When someone mentions a Mile- High battle for the nomination, most people think about the Democratic National Convention to be held August 25-28. But there are few other battles to take place in Denver this year that may be as interesting for the political watcher.
May 22-26 should bring some more excitement to a city poised to host the nominating process for the individual set to become the next President. The Libertarian party is coming to town and there may be some familiar names set to do battle in the shadow of the mountains.
First, does the name Mike Gravel, former US Senator from Alaska ring a bell? Yes, the one who brought the candidates back to real life during the debates during the 2008 pre- Iowa caucuses is now a member of the Libertarian party and is running for the nomination of the party. Now will some of the Liberty minded folks see Mike as a nationally known savior or will they see him as one who joins the church one day and become pope next month? Only time will tell.

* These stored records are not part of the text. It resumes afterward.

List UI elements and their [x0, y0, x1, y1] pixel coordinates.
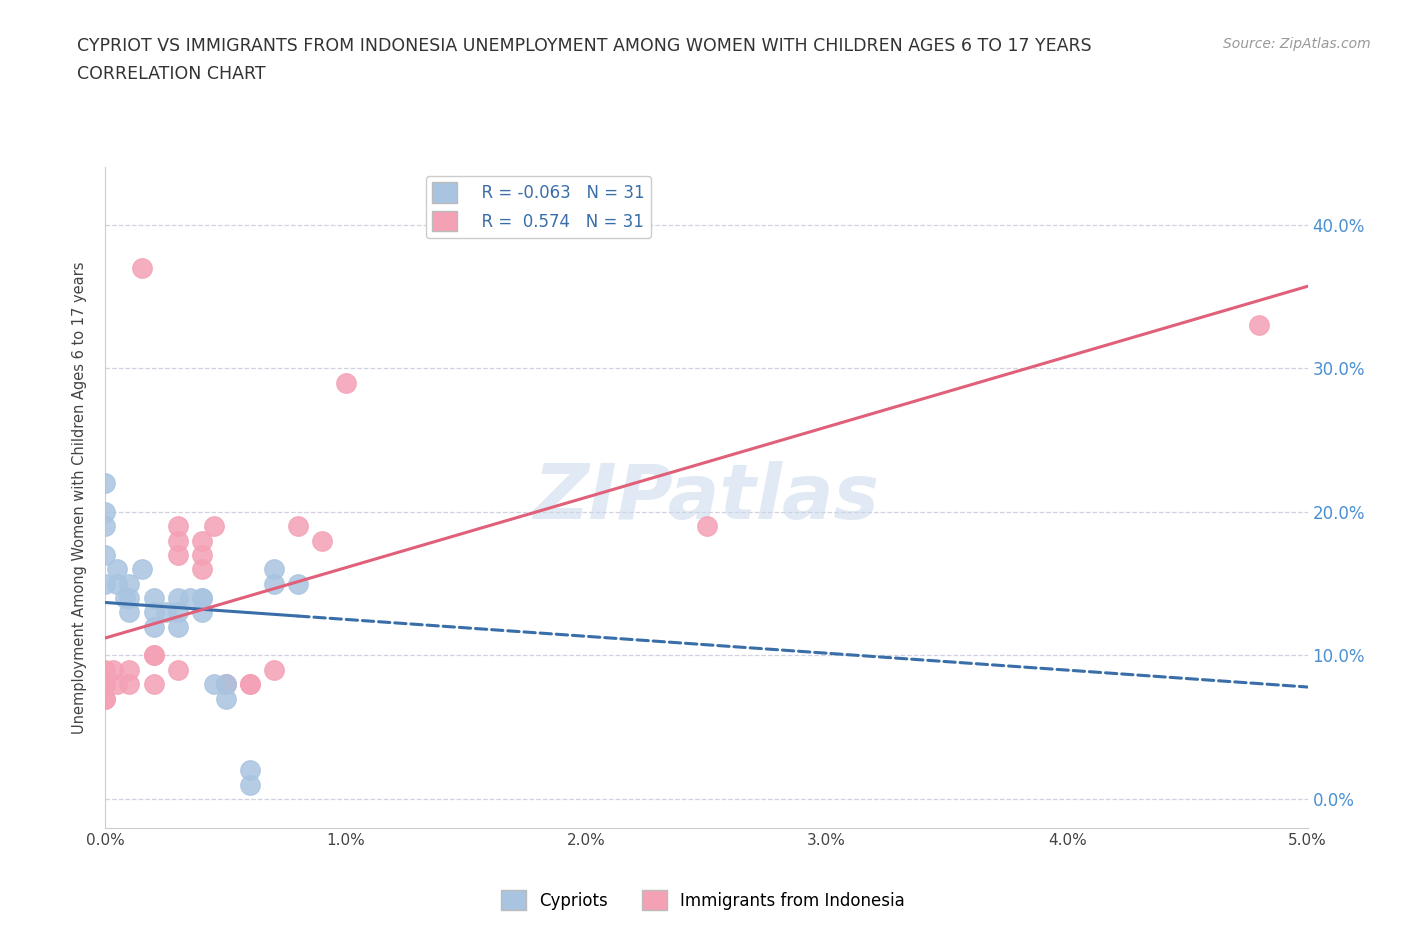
Point [94, 577, 117, 591]
Legend:   R = -0.063   N = 31,   R =  0.574   N = 31: R = -0.063 N = 31, R = 0.574 N = 31 [426, 176, 651, 238]
Point [155, 604, 177, 619]
Point [263, 562, 285, 577]
Point [107, 577, 129, 591]
Point [202, 677, 225, 692]
Point [94, 662, 117, 677]
Point [311, 533, 333, 548]
Point [287, 577, 309, 591]
Point [118, 591, 141, 605]
Point [696, 519, 718, 534]
Text: Source: ZipAtlas.com: Source: ZipAtlas.com [1223, 37, 1371, 51]
Point [1249, 318, 1271, 333]
Point [166, 519, 188, 534]
Point [166, 604, 188, 619]
Point [142, 648, 165, 663]
Point [166, 548, 188, 563]
Point [107, 677, 129, 692]
Y-axis label: Unemployment Among Women with Children Ages 6 to 17 years: Unemployment Among Women with Children A… [72, 261, 87, 734]
Point [179, 591, 201, 605]
Point [214, 677, 236, 692]
Point [94, 504, 117, 519]
Point [101, 662, 124, 677]
Point [166, 533, 188, 548]
Text: CYPRIOT VS IMMIGRANTS FROM INDONESIA UNEMPLOYMENT AMONG WOMEN WITH CHILDREN AGES: CYPRIOT VS IMMIGRANTS FROM INDONESIA UNE… [77, 37, 1092, 55]
Point [142, 604, 165, 619]
Text: ZIPatlas: ZIPatlas [533, 460, 880, 535]
Point [263, 577, 285, 591]
Point [118, 662, 141, 677]
Point [94, 548, 117, 563]
Point [214, 677, 236, 692]
Point [263, 662, 285, 677]
Point [190, 591, 212, 605]
Point [142, 677, 165, 692]
Point [335, 376, 357, 391]
Point [166, 619, 188, 634]
Point [118, 577, 141, 591]
Text: CORRELATION CHART: CORRELATION CHART [77, 65, 266, 83]
Point [190, 604, 212, 619]
Point [131, 260, 153, 275]
Point [114, 591, 136, 605]
Point [94, 691, 117, 706]
Point [190, 562, 212, 577]
Legend: Cypriots, Immigrants from Indonesia: Cypriots, Immigrants from Indonesia [495, 884, 911, 917]
Point [94, 691, 117, 706]
Point [166, 662, 188, 677]
Point [239, 777, 262, 792]
Point [239, 677, 262, 692]
Point [94, 677, 117, 692]
Point [142, 648, 165, 663]
Point [214, 691, 236, 706]
Point [190, 591, 212, 605]
Point [166, 591, 188, 605]
Point [142, 591, 165, 605]
Point [190, 533, 212, 548]
Point [94, 519, 117, 534]
Point [107, 562, 129, 577]
Point [202, 519, 225, 534]
Point [118, 677, 141, 692]
Point [239, 763, 262, 777]
Point [94, 476, 117, 491]
Point [118, 604, 141, 619]
Point [239, 677, 262, 692]
Point [287, 519, 309, 534]
Point [190, 548, 212, 563]
Point [131, 562, 153, 577]
Point [94, 677, 117, 692]
Point [214, 677, 236, 692]
Point [142, 619, 165, 634]
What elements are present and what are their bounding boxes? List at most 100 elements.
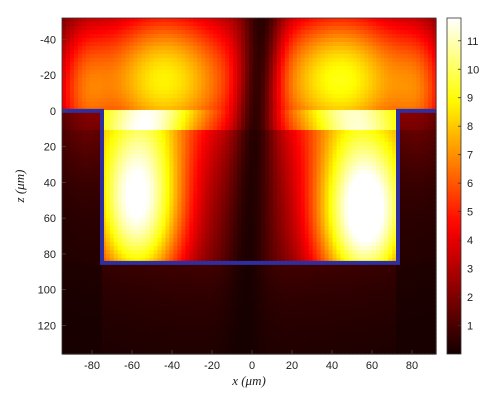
heatmap-cell [320,194,326,199]
heatmap-cell [428,222,433,227]
heatmap-cell [109,150,115,155]
heatmap-cell [157,106,163,111]
heatmap-cell [213,226,218,231]
heatmap-cell [360,18,365,23]
heatmap-cell [81,214,87,219]
heatmap-cell [332,34,338,39]
heatmap-cell [256,198,262,203]
heatmap-cell [197,102,202,107]
heatmap-cell [272,206,278,211]
heatmap-cell [149,218,155,223]
heatmap-cell [280,110,286,115]
heatmap-cell [292,62,298,67]
heatmap-cell [288,170,294,175]
heatmap-cell [89,138,95,143]
heatmap-cell [145,126,151,131]
heatmap-cell [213,66,218,71]
heatmap-cell [153,146,159,151]
heatmap-cell [368,66,373,71]
heatmap-cell [268,90,274,95]
heatmap-cell [396,98,401,103]
heatmap-cell [408,78,413,83]
heatmap-cell [237,26,242,31]
heatmap-cell [316,78,322,83]
heatmap-cell [62,50,67,55]
heatmap-cell [332,130,338,135]
heatmap-cell [308,50,314,55]
heatmap-cell [364,118,369,123]
heatmap-cell [85,122,91,127]
heatmap-cell [296,134,302,139]
heatmap-cell [121,194,127,199]
heatmap-cell [264,202,270,207]
heatmap-cell [205,34,210,39]
heatmap-cell [320,86,326,91]
heatmap-cell [312,182,318,187]
heatmap-cell [280,18,286,23]
heatmap-cell [292,222,298,227]
heatmap-cell [137,26,143,31]
heatmap-cell [117,90,123,95]
heatmap-cell [69,138,75,143]
heatmap-cell [344,118,350,123]
heatmap-cell [93,26,99,31]
heatmap-cell [276,118,282,123]
heatmap-cell [217,34,222,39]
heatmap-cell [121,198,127,203]
heatmap-cell [229,110,234,115]
heatmap-cell [388,170,393,175]
heatmap-cell [288,86,294,91]
heatmap-cell [181,214,186,219]
heatmap-cell [213,38,218,43]
heatmap-cell [284,118,290,123]
heatmap-cell [201,170,206,175]
heatmap-cell [177,170,182,175]
heatmap-cell [324,182,330,187]
heatmap-cell [340,202,346,207]
heatmap-cell [296,78,302,83]
heatmap-cell [288,30,294,35]
heatmap-cell [424,134,429,139]
heatmap-cell [169,106,175,111]
heatmap-cell [149,102,155,107]
heatmap-cell [388,54,393,59]
heatmap-cell [161,62,167,67]
heatmap-cell [388,154,393,159]
heatmap-cell [85,166,91,171]
heatmap-cell [308,82,314,87]
heatmap-cell [197,178,202,183]
heatmap-cell [225,214,230,219]
heatmap-cell [380,110,385,115]
heatmap-cell [304,114,310,119]
heatmap-cell [221,174,226,179]
heatmap-cell [348,130,354,135]
heatmap-cell [65,142,71,147]
heatmap-cell [260,62,266,67]
heatmap-cell [308,174,314,179]
heatmap-cell [360,150,365,155]
heatmap-cell [324,102,330,107]
heatmap-cell [400,34,405,39]
heatmap-cell [340,86,346,91]
heatmap-cell [284,198,290,203]
heatmap-cell [129,114,135,119]
heatmap-cell [105,174,111,179]
heatmap-cell [300,174,306,179]
heatmap-cell [213,42,218,47]
heatmap-cell [420,118,425,123]
heatmap-cell [420,134,425,139]
heatmap-cell [193,194,198,199]
heatmap-cell [109,194,115,199]
heatmap-cell [169,46,175,51]
heatmap-cell [392,102,397,107]
heatmap-cell [157,42,163,47]
heatmap-cell [81,166,87,171]
heatmap-cell [141,46,147,51]
heatmap-cell [388,94,393,99]
heatmap-cell [105,130,111,135]
heatmap-cell [384,18,389,23]
heatmap-cell [109,198,115,203]
heatmap-cell [300,118,306,123]
heatmap-cell [69,134,75,139]
heatmap-cell [149,90,155,95]
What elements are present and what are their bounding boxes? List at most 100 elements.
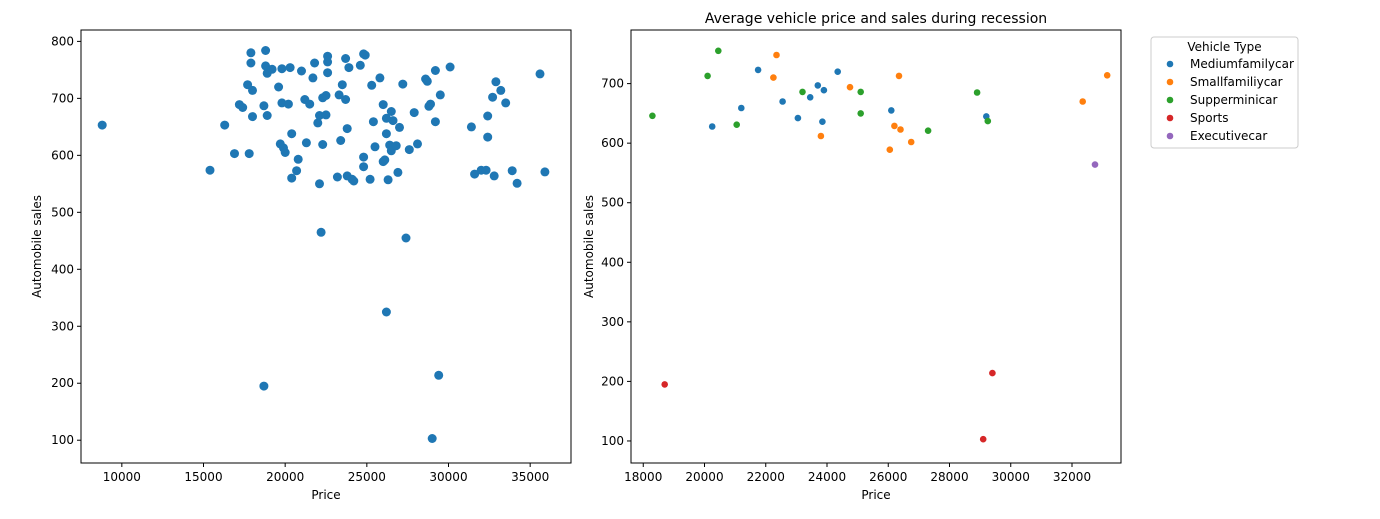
data-point <box>434 370 444 380</box>
data-point <box>507 166 517 176</box>
legend-marker <box>1166 60 1174 68</box>
data-point <box>489 171 499 181</box>
x-tick-label: 22000 <box>747 470 785 484</box>
right-chart-title: Average vehicle price and sales during r… <box>705 11 1047 27</box>
data-point <box>496 85 506 95</box>
right-plot-frame <box>630 29 1122 464</box>
data-point <box>1079 98 1086 105</box>
left-plot-area <box>81 30 571 463</box>
data-point <box>857 110 864 117</box>
y-tick-label: 700 <box>51 91 74 105</box>
data-point <box>341 95 351 104</box>
data-point <box>262 111 272 120</box>
data-point <box>708 123 716 130</box>
data-point <box>395 122 404 132</box>
legend-label: Executivecar <box>1190 129 1267 143</box>
data-point <box>205 165 215 175</box>
legend-marker <box>1166 78 1174 86</box>
data-point <box>292 166 302 176</box>
legend-marker <box>1166 96 1174 104</box>
data-point <box>321 91 331 100</box>
data-point <box>488 92 498 102</box>
right-x-ticks: 18000 20000 22000 24000 26000 28000 30000 32000 <box>624 463 1091 484</box>
y-tick-label: 800 <box>51 34 74 48</box>
data-point <box>427 434 437 443</box>
data-point <box>409 108 419 118</box>
data-point <box>220 120 230 130</box>
data-point <box>378 100 388 110</box>
data-point <box>310 58 320 68</box>
data-point <box>342 124 352 134</box>
data-point <box>794 114 802 122</box>
data-point <box>661 381 668 388</box>
right-y-ticks: 100 200 300 400 500 600 700 <box>601 77 631 448</box>
x-tick-label: 20000 <box>266 470 304 484</box>
data-point <box>649 112 656 120</box>
data-point <box>293 154 303 164</box>
data-point <box>733 121 740 128</box>
legend-label: Smallfamiliycar <box>1190 75 1283 89</box>
data-point <box>359 152 369 162</box>
data-point <box>413 139 422 149</box>
right-y-axis-label: Automobile sales <box>582 195 596 298</box>
data-point <box>834 68 841 75</box>
data-point <box>491 77 501 87</box>
data-point <box>238 103 248 112</box>
y-tick-label: 600 <box>51 148 74 162</box>
data-point <box>308 73 318 83</box>
data-point <box>321 110 331 120</box>
data-point <box>349 176 359 186</box>
data-point <box>259 381 269 391</box>
data-point <box>814 82 822 89</box>
data-point <box>285 63 295 73</box>
data-point <box>261 46 271 55</box>
data-point <box>280 148 290 157</box>
data-point <box>1103 72 1111 79</box>
data-point <box>799 88 806 96</box>
y-tick-label: 200 <box>601 374 624 388</box>
data-point <box>704 72 711 80</box>
data-point <box>404 145 414 155</box>
data-point <box>512 178 522 188</box>
legend-label: Mediumfamilycar <box>1190 57 1294 71</box>
data-point <box>323 51 333 61</box>
data-point <box>305 99 315 109</box>
legend-frame <box>1150 36 1299 149</box>
data-point <box>773 51 780 59</box>
data-point <box>230 149 239 159</box>
data-point <box>246 48 256 58</box>
data-point <box>287 129 297 139</box>
data-point <box>754 66 762 74</box>
data-point <box>819 118 826 125</box>
data-point <box>313 118 323 128</box>
x-tick-label: 32000 <box>1053 470 1091 484</box>
data-point <box>315 179 324 189</box>
data-point <box>360 50 370 60</box>
data-point <box>989 369 996 377</box>
x-tick-label: 15000 <box>184 470 222 484</box>
y-tick-label: 300 <box>51 319 74 333</box>
data-point <box>907 138 915 146</box>
x-tick-label: 28000 <box>930 470 968 484</box>
data-point <box>355 60 365 70</box>
data-point <box>316 227 326 237</box>
x-tick-label: 20000 <box>685 470 723 484</box>
x-tick-label: 24000 <box>808 470 846 484</box>
data-point <box>886 146 894 153</box>
legend-marker <box>1166 114 1174 122</box>
data-point <box>388 116 398 126</box>
data-point <box>481 165 491 175</box>
data-point <box>393 167 403 177</box>
data-point <box>483 132 493 142</box>
y-tick-label: 300 <box>601 315 624 329</box>
data-point <box>715 47 722 55</box>
data-point <box>401 233 411 243</box>
left-points <box>97 46 550 443</box>
data-point <box>370 142 380 152</box>
data-point <box>445 62 455 72</box>
data-point <box>277 64 287 74</box>
data-point <box>979 435 987 443</box>
data-point <box>483 111 493 121</box>
legend-title: Vehicle Type <box>1187 40 1261 54</box>
data-point <box>274 82 284 92</box>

But there is another nationally known politician. One who was on the receiving end of the LP attack a few years ago when he was running for re-election to the Congress due to his position on medical marijuana, joined the party shortly thereafter and has been mentioned as a possible candidate for the nomination this year. Bob Barr spent 8 years in Congress until he ran into a Libertarian buzz saw when running for re-election. Since changing his registration, he has recently announced that he'd like to be the party standard bearer. He is polling at 7% in national polls and when placed in a three way race with Clinton and McCain, he is up over 11%. The 7% number is higher than Ross Perot had when he announced in 1992.
Now there a number of other candidates well known and not so known inside the party circles such as research scientist and ethicist Dr. Mary Ruwart and former VP nominee Steve Kubby. But there is one desire deep inside the members of the Libertarian party. That desire is that someone else will show up and announce and /or accept a draft nomination.
Dr. Ron Paul.
I like Ron Paul. He is one of those candidates that when he says something, you can take his word to the bank. There are not many folks you can say that about in this age in any field.
Now you may not like what Ron says but that's OK. You can still take it to the bank. He will not tell you one thing on Monday morning over breakfast and change his mind before lunch. If he is a big opponent of war on drugs today, he will be tomorrow. If he wants no restrictions on the 2nd amendment and gun regulations on Wednesday, come Thursday the NRA will still like him.
The problem is that Paul says he is not interested in a third party run. He didn't win the nomination as a Republican and he has no desire to go any other route. He seems to think that he will continue his travels and speak liberty to any size audience who will listen.
And little do those in the high dollar campaigns know is that Paul has an army that will follow or sit at home this November. The reason why Paul got no further than he did was the recognition from those covering the race. Always dubbed a second (or less) tier candidate, he set some fantastic records for fund raising and that money and the folks that own it will be untapped and disappointed again this year.
But it still would be interesting to see a draft movement in Denver next month. It would definitely get the press there a couple months early.